Hello, I have looked through Orangutan SVP (1284) documentation and also through this forum and haven’t seen the answer I’m looking for. My apologies if asking a repeat question or missing some obvious calculation…

I am using I/O ports C1,C0,B4,B3, and A0-A3 as inputs to 2 separate line decoders (the output on the Orangutan ports are plugged into line decoder inputs). My application requires that these change between high and low frequently. I understand from the code processing perspective that the quickest method is to send HIGH or LOW to the port directly (i.e. set_digital_outputs(IO_A0, HIGH) vs. set_digital_outputs(IO_A), some_function_to_set_state()).
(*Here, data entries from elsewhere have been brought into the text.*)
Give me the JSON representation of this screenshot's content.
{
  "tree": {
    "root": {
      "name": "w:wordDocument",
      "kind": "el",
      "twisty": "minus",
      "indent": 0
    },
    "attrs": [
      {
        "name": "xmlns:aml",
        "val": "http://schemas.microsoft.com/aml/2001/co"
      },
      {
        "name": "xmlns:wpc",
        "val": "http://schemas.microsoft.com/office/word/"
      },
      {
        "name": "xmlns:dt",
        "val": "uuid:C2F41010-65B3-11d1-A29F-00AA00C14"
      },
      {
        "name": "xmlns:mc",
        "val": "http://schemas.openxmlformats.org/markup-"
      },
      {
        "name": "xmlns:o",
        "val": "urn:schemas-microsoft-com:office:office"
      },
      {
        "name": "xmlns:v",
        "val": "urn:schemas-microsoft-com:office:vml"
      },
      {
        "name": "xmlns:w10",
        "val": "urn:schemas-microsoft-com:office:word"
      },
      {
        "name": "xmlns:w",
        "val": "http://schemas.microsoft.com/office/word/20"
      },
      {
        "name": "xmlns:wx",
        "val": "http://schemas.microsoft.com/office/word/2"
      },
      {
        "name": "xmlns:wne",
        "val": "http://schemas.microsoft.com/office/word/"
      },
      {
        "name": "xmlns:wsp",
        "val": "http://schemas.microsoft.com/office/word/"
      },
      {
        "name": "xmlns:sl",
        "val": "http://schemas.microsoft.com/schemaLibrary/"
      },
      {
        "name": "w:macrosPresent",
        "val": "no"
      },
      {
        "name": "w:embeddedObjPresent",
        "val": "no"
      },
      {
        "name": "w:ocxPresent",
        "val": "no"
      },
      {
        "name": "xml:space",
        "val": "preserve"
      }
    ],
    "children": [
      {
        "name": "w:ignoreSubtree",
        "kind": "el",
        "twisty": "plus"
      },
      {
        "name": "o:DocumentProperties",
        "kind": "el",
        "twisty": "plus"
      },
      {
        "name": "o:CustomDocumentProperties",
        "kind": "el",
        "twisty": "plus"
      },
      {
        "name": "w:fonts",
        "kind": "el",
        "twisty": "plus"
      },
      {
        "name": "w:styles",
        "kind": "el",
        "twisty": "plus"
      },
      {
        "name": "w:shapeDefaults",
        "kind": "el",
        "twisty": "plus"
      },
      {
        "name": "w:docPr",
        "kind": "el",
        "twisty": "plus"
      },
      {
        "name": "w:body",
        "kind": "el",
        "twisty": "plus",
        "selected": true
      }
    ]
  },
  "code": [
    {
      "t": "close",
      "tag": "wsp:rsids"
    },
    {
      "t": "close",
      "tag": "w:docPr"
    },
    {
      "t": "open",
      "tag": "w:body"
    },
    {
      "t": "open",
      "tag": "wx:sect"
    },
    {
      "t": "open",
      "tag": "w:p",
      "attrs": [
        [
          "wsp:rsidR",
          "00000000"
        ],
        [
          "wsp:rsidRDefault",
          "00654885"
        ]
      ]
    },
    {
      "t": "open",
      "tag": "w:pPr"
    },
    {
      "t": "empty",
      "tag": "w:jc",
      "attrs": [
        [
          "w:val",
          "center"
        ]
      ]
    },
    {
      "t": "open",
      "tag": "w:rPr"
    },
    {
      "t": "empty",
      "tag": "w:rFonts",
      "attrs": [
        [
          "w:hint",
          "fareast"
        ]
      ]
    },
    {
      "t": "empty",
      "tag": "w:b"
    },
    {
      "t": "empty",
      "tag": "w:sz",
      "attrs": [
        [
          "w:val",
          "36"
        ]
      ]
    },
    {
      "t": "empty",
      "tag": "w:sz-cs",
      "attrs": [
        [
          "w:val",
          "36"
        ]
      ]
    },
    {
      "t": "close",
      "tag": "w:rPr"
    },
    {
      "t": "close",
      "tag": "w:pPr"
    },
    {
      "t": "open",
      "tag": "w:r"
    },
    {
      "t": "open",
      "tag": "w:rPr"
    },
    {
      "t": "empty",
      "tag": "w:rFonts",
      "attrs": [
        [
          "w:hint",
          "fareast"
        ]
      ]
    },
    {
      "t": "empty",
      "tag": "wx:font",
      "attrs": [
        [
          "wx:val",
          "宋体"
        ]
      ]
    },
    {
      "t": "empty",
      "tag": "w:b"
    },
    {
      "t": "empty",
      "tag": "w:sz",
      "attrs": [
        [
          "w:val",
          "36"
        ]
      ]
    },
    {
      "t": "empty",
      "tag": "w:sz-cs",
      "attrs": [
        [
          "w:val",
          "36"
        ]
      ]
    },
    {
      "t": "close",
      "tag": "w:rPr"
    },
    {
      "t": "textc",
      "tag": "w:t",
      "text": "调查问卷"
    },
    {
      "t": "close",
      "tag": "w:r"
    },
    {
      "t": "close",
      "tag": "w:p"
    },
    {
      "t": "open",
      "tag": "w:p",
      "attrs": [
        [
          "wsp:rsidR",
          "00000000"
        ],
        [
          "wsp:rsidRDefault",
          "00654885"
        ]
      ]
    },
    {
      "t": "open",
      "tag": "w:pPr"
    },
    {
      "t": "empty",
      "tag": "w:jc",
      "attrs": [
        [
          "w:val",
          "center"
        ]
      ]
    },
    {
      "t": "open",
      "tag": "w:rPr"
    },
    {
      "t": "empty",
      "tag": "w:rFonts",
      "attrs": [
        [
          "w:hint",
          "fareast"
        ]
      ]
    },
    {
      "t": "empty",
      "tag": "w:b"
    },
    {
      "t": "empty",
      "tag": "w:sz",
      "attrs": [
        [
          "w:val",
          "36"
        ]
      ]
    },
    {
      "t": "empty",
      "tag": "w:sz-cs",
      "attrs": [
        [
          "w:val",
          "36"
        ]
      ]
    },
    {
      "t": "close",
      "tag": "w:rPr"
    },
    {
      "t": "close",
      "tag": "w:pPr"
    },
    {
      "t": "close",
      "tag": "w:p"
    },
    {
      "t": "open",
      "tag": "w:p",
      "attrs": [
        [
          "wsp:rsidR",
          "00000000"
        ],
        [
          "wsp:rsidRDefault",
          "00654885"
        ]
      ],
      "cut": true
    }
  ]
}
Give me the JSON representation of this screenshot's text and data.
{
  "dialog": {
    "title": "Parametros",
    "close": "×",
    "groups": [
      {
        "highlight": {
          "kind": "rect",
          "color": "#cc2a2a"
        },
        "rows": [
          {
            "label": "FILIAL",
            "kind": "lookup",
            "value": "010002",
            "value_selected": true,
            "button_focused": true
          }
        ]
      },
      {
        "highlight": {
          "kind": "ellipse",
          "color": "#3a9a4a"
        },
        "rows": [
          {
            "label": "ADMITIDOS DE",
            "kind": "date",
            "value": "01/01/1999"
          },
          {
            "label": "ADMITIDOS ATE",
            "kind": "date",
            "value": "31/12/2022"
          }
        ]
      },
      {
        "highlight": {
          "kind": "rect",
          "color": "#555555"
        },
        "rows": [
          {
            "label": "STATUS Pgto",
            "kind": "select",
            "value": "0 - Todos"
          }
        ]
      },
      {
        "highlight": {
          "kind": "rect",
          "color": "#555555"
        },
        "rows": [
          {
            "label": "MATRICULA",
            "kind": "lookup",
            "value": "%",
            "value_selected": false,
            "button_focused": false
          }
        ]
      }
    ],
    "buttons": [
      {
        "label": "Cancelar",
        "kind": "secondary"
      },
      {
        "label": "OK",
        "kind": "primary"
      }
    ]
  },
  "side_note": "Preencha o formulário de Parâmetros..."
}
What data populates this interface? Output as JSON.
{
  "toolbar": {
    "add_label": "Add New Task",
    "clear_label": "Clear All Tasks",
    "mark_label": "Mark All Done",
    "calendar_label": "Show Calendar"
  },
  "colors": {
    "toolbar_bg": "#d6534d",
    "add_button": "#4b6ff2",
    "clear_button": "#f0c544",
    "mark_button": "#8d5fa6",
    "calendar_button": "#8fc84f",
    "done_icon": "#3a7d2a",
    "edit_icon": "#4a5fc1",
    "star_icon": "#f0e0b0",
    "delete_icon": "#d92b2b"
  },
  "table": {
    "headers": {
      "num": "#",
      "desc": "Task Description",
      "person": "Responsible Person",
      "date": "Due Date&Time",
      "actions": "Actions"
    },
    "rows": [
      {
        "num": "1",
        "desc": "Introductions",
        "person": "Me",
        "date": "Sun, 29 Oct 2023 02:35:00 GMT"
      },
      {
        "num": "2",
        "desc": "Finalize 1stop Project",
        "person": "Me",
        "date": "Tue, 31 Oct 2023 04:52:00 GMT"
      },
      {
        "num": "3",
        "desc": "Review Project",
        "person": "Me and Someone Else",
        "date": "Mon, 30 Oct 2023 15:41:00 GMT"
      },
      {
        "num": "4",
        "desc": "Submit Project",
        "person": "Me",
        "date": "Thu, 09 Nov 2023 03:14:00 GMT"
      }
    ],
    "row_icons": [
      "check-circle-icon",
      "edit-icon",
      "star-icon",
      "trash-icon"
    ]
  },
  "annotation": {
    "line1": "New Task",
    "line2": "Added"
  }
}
However, from a hardware standpoint, what is the minimum amount of time required to go from 0 to 5v on a digital I/0 port? For example, I may set ports A0-A3 as LOW, HIGH, HIGH, LOW for 25 ms, then the next iteration (which would also last 25 ms) may be HIGH, LOW,LOW, HIGH. Will A0 be able to reach 5v in 25 ms? I am trying to determine the smallest iteration period that I can use for updating the state of these ports.

Thank you,
:sunglasses:
Matt

Hello.

You can change the output state of a pin in one cycle, which is 50 nanoseconds on the Orangutans. If you have no load on the pin, it can go from 0V to 5V during this time period. If you have some sort of load on the output (especially if there is capacitance or inductance involved), that can delay the rise time, but 25 ms is a relatively long time for a microcontroller running at 20 MHz. Assuming your I/O pins are connected to high-impedance digital inputs, you can conceivably toggle them at over a megahertz.

- Ben

Thanks Ben, that was the exact answer I needed.